June-August- Summer Break, just ordinary things, going to sleep, going to stores, and just sitting in the house playing video games. However, one incident happened, that left me stunned and shocked. My mother died that year, from heart failure. I obviously was more depressed and miserable within my personal life. I cried all 3 months! To make things worse, the last concern I told to my mother was that I hate her. This was when | had the vigorous fight at school with the bully which landed me in the hospital.
She obviously had a resultant talk with me like always, and it obviously ended inadequately, and to make this short, I told her, “I hated her. ” This impacted my character and my overall ability to move forward in life due to the fact my mom died miserably. It was like a burning hole in my stomach, that I couldn’t get rid of no matter what. R. I. P Mommy-2012, love you always, you were the best thing that ever happened to me, you provided and supported me when I was down. WHY DID THIS HAD TO HAPPEN TO ME!? Why! Love you Mom! September- September was a month of sadness and misery, I had to go back to school!
In addition, my mother passed away last year. Furthermore, my dad was about to lose his home and he was thinking about moving me into a foster care system because he couldn’t provide for me. All of those things were stressful and it pulled me down to the ground. School was cheerful and joyous before, but considering the fact that I was bullied previously, I ended up hating school, and anything that came along with it. However, during the month of September, I was proud to say, that I wasn’t bullied, but often hated by some. It was a month of renewal! In other words, I was pleased by countless number of people kindnesses.

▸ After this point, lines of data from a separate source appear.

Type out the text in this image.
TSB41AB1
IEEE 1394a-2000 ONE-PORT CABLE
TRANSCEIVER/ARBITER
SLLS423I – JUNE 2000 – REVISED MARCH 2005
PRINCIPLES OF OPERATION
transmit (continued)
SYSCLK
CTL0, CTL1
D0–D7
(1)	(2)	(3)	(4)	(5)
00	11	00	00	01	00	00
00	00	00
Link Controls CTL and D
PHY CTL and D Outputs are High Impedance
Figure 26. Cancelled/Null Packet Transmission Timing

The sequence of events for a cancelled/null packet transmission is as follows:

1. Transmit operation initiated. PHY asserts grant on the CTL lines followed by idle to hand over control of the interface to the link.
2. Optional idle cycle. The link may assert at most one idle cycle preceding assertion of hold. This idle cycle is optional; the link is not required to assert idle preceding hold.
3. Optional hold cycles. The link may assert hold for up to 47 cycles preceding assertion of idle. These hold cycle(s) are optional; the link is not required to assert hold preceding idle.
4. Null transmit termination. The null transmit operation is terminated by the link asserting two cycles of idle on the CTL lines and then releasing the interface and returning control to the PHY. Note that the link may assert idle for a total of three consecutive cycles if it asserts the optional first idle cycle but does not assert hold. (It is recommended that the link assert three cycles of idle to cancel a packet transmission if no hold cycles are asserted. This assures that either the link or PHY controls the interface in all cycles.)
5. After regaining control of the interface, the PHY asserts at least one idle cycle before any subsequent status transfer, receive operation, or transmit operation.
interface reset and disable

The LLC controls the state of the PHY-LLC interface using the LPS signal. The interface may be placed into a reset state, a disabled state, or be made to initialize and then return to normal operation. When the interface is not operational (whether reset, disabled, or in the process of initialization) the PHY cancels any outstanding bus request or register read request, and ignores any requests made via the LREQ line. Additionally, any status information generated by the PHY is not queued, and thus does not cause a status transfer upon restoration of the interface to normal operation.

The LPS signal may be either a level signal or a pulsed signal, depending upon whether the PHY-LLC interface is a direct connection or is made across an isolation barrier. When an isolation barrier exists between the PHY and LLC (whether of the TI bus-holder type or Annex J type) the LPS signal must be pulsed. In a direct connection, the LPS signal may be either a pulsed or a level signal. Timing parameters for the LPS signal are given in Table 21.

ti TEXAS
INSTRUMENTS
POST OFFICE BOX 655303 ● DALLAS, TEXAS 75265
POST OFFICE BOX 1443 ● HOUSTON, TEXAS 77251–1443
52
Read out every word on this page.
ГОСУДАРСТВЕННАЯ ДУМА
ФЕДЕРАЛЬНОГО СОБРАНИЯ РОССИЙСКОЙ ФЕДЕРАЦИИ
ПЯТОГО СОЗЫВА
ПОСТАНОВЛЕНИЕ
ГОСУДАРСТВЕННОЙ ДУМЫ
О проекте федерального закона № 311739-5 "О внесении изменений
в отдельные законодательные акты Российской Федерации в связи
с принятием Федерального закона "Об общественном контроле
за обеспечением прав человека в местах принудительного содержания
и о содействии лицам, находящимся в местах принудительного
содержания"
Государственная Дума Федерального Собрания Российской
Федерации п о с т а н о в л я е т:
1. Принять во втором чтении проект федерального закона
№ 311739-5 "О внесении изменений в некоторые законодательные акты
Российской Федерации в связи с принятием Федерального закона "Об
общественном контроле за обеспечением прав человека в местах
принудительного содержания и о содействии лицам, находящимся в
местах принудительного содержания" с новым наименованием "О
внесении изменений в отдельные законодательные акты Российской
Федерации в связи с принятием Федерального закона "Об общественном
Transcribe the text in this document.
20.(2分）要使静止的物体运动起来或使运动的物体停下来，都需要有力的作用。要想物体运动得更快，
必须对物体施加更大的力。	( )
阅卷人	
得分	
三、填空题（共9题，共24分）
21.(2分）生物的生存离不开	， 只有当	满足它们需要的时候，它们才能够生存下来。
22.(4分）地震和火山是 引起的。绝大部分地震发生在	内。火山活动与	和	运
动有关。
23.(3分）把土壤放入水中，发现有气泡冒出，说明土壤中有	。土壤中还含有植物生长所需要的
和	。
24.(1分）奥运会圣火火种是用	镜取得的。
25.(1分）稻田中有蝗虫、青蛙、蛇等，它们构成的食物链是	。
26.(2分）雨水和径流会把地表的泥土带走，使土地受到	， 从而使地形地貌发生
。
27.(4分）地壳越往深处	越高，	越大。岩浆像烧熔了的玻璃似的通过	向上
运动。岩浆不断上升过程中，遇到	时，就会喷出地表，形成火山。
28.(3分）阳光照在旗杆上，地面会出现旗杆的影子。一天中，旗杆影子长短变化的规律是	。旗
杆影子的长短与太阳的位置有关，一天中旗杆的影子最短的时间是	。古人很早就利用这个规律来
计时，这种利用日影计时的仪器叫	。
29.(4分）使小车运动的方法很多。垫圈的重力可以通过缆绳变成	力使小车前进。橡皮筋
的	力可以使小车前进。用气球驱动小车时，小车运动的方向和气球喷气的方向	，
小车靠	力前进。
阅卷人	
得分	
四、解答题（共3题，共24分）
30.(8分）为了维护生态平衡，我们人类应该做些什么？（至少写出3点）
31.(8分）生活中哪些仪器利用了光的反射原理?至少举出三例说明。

One encounter of kindness was that I confronted by a new student at my school. I had a pleasant conversation with the new student and he was so nice that he helped me with my homework. Maybe he heard that my mother passed away, and decided to help me. However, I was loving the atmosphere I felt when walking into school, it was desirable. October- As soon as October hit, I got bullied once again. I was just getting started to love school and appreciate my classmates. Each and every day, for the last 30 days of October, I was assaulted again, I believe by the same person.
It was a boy name Rodney, who came up to me and hit me for no apparent reason, which was shocking, considering the fact that he was the most popular kid in school. However, towards the end of this month, I soon fought back. I wasn’t having anyone pick on me because of the fact, I was already upset at the world because my mother passed away. This was obvious when walking down the hallway in school. So, one day I did confront the bully and explained to him that I’m tired of his bullying, and he actually stopped and listened. After the conversation with him, he eventually left me alone and stopped bullying me.
However, I was still devastated that month. I was unquestionably sad and heartbroken at that point, because I’m still dealing with my mother death and the loneliness every day. November- Before I begin my entry story for the month November, I’m going to attempt to stay strong and not cry all over this diary. I have been so sick this year. It’s very frustrating to see myself like this. Last year was the most happiest, and now this year… This year was the saddest year of my life and I can’t keep going on with this diary because in the month December, something bad is going to happen, and I want the world to appreciate my story.
I have been dealing with depression, sickness, bullying, loneliness, afraidness, and the loss of hope. I apparently lost everything, my respect, my dignity, and my ambition. It’s time to achieve what’s required. December- Happy Birthday to me, today is December 31, 2012. Before I harm myself, I’m going to say, I’m sorry mom, dad, friends, and the world. During the last 364 days of my life, I was bullied every day by bullies within my neighborhood, and within school. I was distressed by the pain I caused to my parents, and my few friends that I had.
To leave this world, depressed, I would like to thank you guys for doing this to me. Thank you all for being such as* holes. P. S. I want the world to make a difference, we don’t need bullies within our environment. Please, for the sake of the Human race, please be so kind and raise awareness about this issue. I don’t want anyone to be bullied regardless of what they done or who they are. We need to demand change, and demand change immediately because If we don’t, we are going to suffer tremendous losses within our race!
If anyone finds this diary, please deliver this to the news, I want my story to get across worldwide! Sincerely, a victim of bullying! Special News Report A victim of bullying committed suicide at age 12. He shot himself in the face, due to bullying. He left a diary for the world to know his story! Please share this, this needs to get across the world! R. I. P the boy who committed suicide. The end result- bullying rates decreased, each state has a law banning bullying within school, and Roger is now a holiday on December 31, called Roger ANTI BULLYING! Thanks!